A self-designed water level control system was used to simulate the collapse of a red mud dam in a dry storage yard under varying water levels. The study unveiled the distribution patterns of seepage lines, pore water pressure, soil pressure, and crack evolution in red mud dams with varying slope ratios (1:2 and 1:1) under changing water levels. Experimental findings show that the rise of the infiltration line is initially rapid, then slows down, exhibiting a lag effect. The area with the highest pore water pressure beneath the infiltration line also experiences the highest horizontal soil pressure. Under different slope ratios, the reasons for the formation of main cracks are different. When the slope ratio is 1:2, under the combined action of gravity and hydraulic forces, slope cracks are generated due to the formation of a through channel extending from the interior of the red mud dam body to the slope surface. When the slope ratio is 1:1, cracks appear at the dam crest due to the traction effect of the sliding slope below the infiltration line on the upper slope. The stress and seepage fields of red mud dams with different slope ratios were analyzed using the finite element software ABAQUS, revealing the stress and displacement distribution patterns on the dam slope surface.
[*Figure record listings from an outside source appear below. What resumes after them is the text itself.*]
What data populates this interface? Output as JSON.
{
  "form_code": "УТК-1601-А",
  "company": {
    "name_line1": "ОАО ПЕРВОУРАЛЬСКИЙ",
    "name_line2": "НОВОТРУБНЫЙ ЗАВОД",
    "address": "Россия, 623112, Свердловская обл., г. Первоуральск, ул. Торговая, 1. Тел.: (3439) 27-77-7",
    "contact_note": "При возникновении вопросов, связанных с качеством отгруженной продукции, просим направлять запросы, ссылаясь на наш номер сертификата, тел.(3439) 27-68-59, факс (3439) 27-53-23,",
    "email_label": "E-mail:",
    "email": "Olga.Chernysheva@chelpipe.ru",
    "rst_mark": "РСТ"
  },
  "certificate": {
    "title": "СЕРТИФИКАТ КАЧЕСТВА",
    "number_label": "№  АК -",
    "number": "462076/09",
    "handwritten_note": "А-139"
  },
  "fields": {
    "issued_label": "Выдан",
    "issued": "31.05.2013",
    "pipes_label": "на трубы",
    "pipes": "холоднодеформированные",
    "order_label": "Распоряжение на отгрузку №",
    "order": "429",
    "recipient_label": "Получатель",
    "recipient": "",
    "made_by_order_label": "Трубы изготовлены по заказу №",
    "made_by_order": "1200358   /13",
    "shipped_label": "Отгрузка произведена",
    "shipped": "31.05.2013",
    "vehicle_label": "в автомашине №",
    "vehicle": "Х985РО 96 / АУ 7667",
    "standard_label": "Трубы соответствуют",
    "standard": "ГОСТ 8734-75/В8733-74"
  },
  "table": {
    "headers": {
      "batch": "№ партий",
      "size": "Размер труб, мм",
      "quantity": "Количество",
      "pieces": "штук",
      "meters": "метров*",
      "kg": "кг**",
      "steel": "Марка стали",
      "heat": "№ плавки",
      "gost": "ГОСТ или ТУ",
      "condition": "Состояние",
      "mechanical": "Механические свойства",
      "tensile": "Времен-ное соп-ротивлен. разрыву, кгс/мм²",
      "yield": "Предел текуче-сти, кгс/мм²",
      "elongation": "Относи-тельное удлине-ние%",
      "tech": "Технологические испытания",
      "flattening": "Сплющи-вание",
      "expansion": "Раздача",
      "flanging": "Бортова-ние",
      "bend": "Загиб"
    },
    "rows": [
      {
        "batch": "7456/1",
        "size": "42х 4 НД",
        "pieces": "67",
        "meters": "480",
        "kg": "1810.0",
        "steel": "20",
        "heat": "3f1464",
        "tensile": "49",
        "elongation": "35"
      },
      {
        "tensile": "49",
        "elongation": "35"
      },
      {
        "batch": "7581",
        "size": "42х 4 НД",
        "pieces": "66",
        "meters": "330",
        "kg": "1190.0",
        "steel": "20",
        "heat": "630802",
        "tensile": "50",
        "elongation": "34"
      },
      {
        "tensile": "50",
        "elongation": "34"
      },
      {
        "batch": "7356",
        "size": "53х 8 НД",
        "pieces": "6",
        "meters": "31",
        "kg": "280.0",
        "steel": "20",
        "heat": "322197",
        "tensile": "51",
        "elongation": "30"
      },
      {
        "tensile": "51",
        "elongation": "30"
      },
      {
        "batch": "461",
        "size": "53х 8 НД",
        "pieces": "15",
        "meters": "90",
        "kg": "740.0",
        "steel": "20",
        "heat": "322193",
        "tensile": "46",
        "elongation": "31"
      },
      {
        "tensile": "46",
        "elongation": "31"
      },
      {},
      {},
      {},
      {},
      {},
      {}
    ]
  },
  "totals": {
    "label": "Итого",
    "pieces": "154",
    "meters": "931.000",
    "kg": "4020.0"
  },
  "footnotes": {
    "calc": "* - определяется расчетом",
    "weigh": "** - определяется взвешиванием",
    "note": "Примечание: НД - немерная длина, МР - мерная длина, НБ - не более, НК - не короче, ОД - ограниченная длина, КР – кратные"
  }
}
Seepage damage is a significant factor leading to red mud tailings dam failures. Laboratory tests on seepage damage were conducted to investigate the damage characteristics and distribution laws of red mud tailings dams, including soil pressure, infiltration line, pore water pressure, dam displacement, and crack evolution. The findings revealed the seepage damage mechanisms of red mud slopes, offering insights for the safe operation and seepage damage prevention of red mud tailings dams. The results showed that the higher the water level is in the red mud tailings dam, the higher position the infiltration line is when it reaches the slope face. At the highest infiltration line point of the slope surface, the increase of pore water pressure is the highest and the change of horizontal soil pressure is the highest. Consequently, increased pore water pressure leads to decreased effective stress and shear strength, increasing the susceptibility to damage. Cracks resulting from seepage damage predominantly form below the infiltration line; the higher the infiltration lines is on the slope surface, the higher the position of the main crack formations is. The displacement of the dam body primarily occurs due to the continuous expansion of major cracks; the higher the infiltration lines are on the slope surface, the larger the displacement of the dam body is.